Os valores indicados na petição inicial devem ser encarados como uma mera estimativa de créditos pretendidos pelo empregado. Com esse entendimento, a 3ª Turma do Tribunal Superior do Trabalho (TST) manteve decisão que afastou a limitação das condenações impostas a uma empresa alimentícia aos valores indicados por um vigia na petição inicial de sua reclamação trabalhista.
No caso, o vigia sustentou que a sua dispensa foi simulada pelo antigo empregador para que a Seara Alimentos, como sucessora, admitisse-o como auxiliar contábil, mas, na verdade, ele continuou a trabalhar no mesmo local e sem alteração nas tarefas.
Na ação, pediu o reconhecimento da sucessão trabalhista e a condenação da empresa ao pagamento de horas extras, adicional noturno, horas de itinerário, horas laboradas em domingos e correspondentes reflexos.
O juízo da Vara do Trabalho de Porecatu (PR), ao verificar que o vigia não havia indicado na petição inicial, de forma individualizada, os valores de suas pretensões, determinou que os autos fossem retirados de julgamento. Em seguida, concedeu prazo para que o empregado emendasse a petição inicial, indicando os valores, sob pena de extinção do processo sem resolução de mérito. A defesa do empregado, então, emendou a inicial indicando os valores.
Em sentença, o juízo reconheceu a existência de um contrato único e condenou a empresa ao pagamento das verbas pleiteadas, calculadas em R$ 20 mil, limitando o valor ao que fora pretendido na inicial. A decisão destaca que o artigo 840, parágrafo 1º, da CLT exige que o pedido tenha como requisitos a certeza, a determinação e a indicação do valor correspondente, não podendo, assim, o magistrado se afastar das quantias indicadas na inicial.
O empregado, então, interpôs recurso ordinário com o argumento de que o dispositivo da CLT não determina a exata liquidação dos pedidos e a Instrução Normativa 41/2018 do TST deixa claro que o valor da causa será estimado.
Quantia estimada
O Tribunal Regional do Trabalho da 9ª Região (TRT-PR) entendeu que a sentença deveria ser reformada para afastar a limitação da condenação. No entendimento do TRT-PR, a atribuição dos valores aos pedidos indicados na petição inicial é uma previsão.
A empresa recorreu ao TST por meio de agravo de instrumento após o seu recurso de revista ter sido desprovido na corte regional. Mas o relator na 3ª Turma, ministro Mauricio Godinho Delgado, votou no sentido de negar provimento ao agravo de instrumento.

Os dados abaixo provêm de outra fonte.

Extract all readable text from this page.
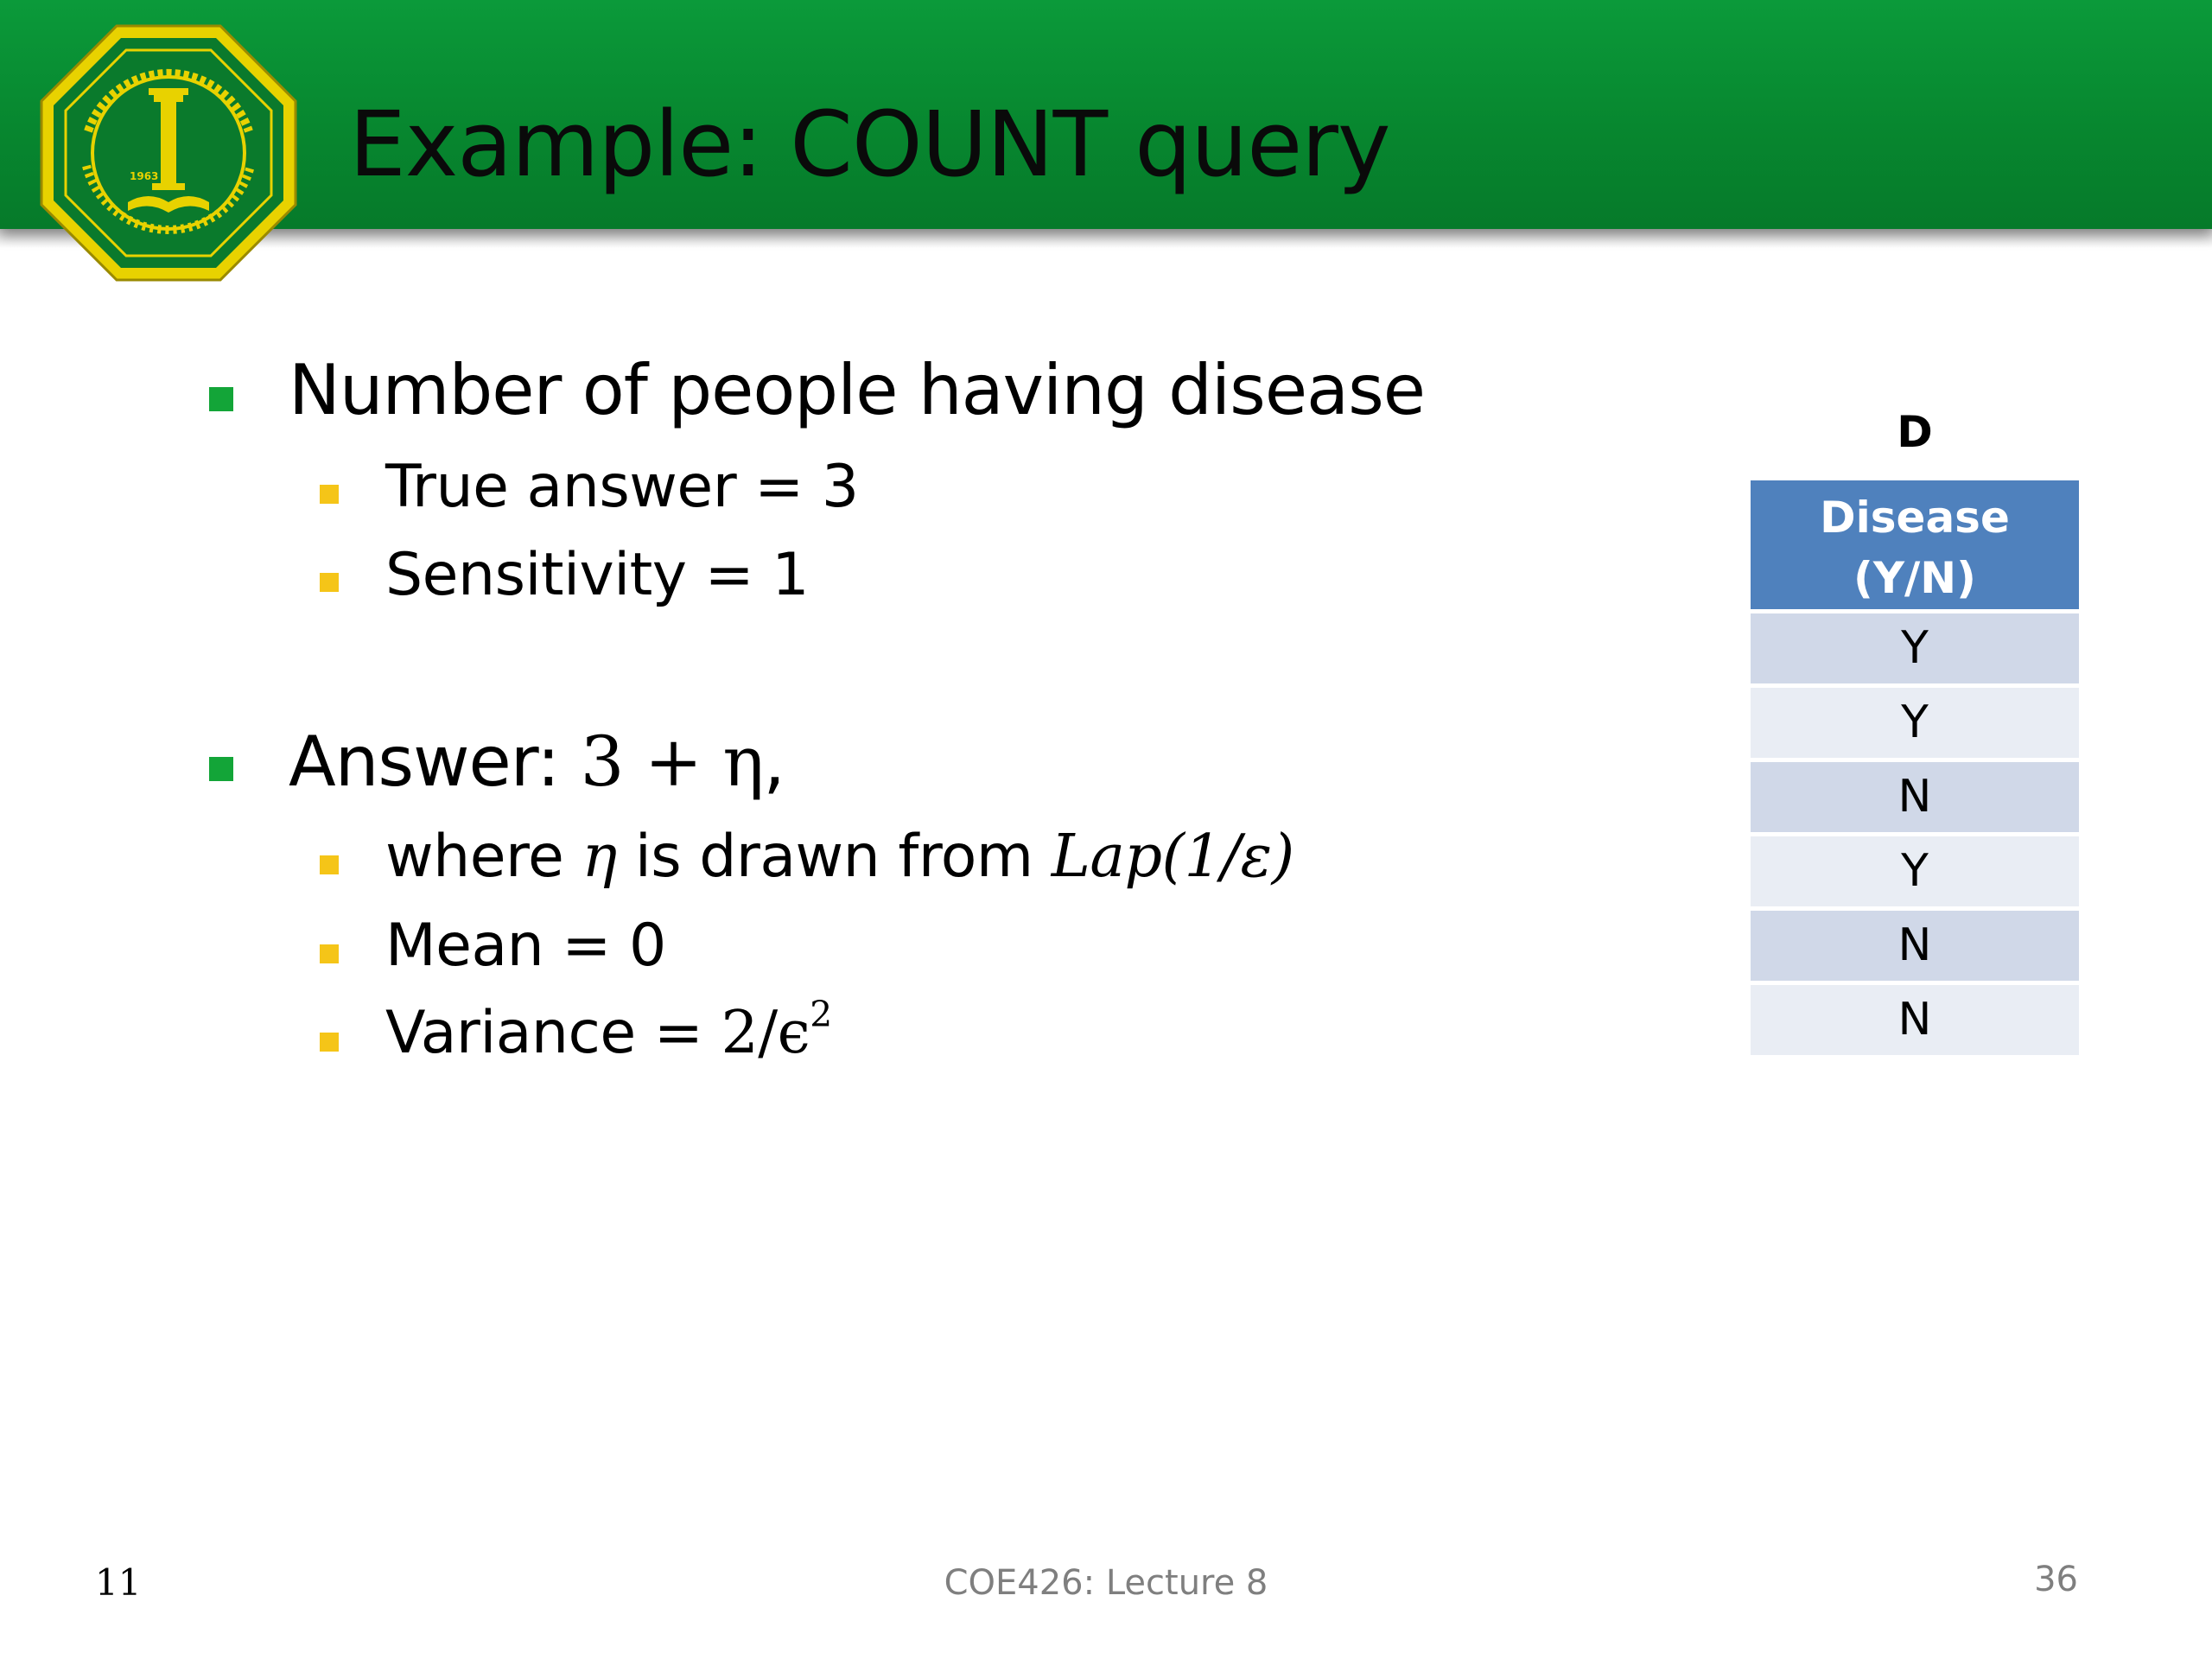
1963 Example: COUNT query
Number of people having disease
True answer = 3
Sensitivity = 1
Answer: 3 + η,
where η is drawn from Lap(1/ε)
Mean = 0
Variance = $2/\epsilon^2$
D
Disease
(Y/N)
Y
Y
N
Y
N
N
11	COE426: Lecture 8	36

O ministro explicou que, após a vigência da Lei 13.467/2017, o parágrafo 1º do artigo 840 da CLT exigiu que, em caso de reclamação escrita, o pedido deverá ser certo, determinado e com indicação do autor, além da designação do juízo, qualificação das partes, exposição dos fatos, data, assinatura do demandante ou de seu representante legal.
Entretanto, conforme destaca o magistrado, em nome dos princípios da finalidade e da efetividade social do processo, da simplicidade e da informalidade, deve-se buscar uma interpretação que busque o alcance da norma, sob pena de, ao se fixar valores dos pedidos, serem afrontados “os princípios da reparação integral do dano, da irrenunciabilidade dos direitos e, por fim, do acesso à Justiça”.
Dessa forma, entende o ministro que o artigo 840, parágrafo 1º, da CLT, após alterações da Lei 13.467/2017, “deve ser interpretado como uma exigência apenas de estimativa preliminar do crédito”, a ser apurado, de forma mais detalhada, na fase de liquidação.
Segundo o ministro, diante dos pedidos deferidos, não é possível exigir do trabalhador a apresentação de uma memória de cálculo detalhada, pois a reclamação trabalhista contém pedidos de apuração complexa, como é o caso, exemplificativamente, da pretensão a horas extras, que demanda usualmente o acesso aos documentos relativos à jornada e a produção de prova oral. Assim, somente por ocasião da liquidação judicial é possível a quantificação da parcela.
Por fim, ele destacou que “o autor foi cauteloso ao expressar tratar-se de ‘valor estimativo’ naquelas parcelas que dependem de liquidação de sentença”. Diante dessa constatação, segundo Godinho Delgado, a decisão estaria em conformidade com a jurisprudência do TST, tornando inviável o exame das indicadas violações de dispositivo legal ou constitucional.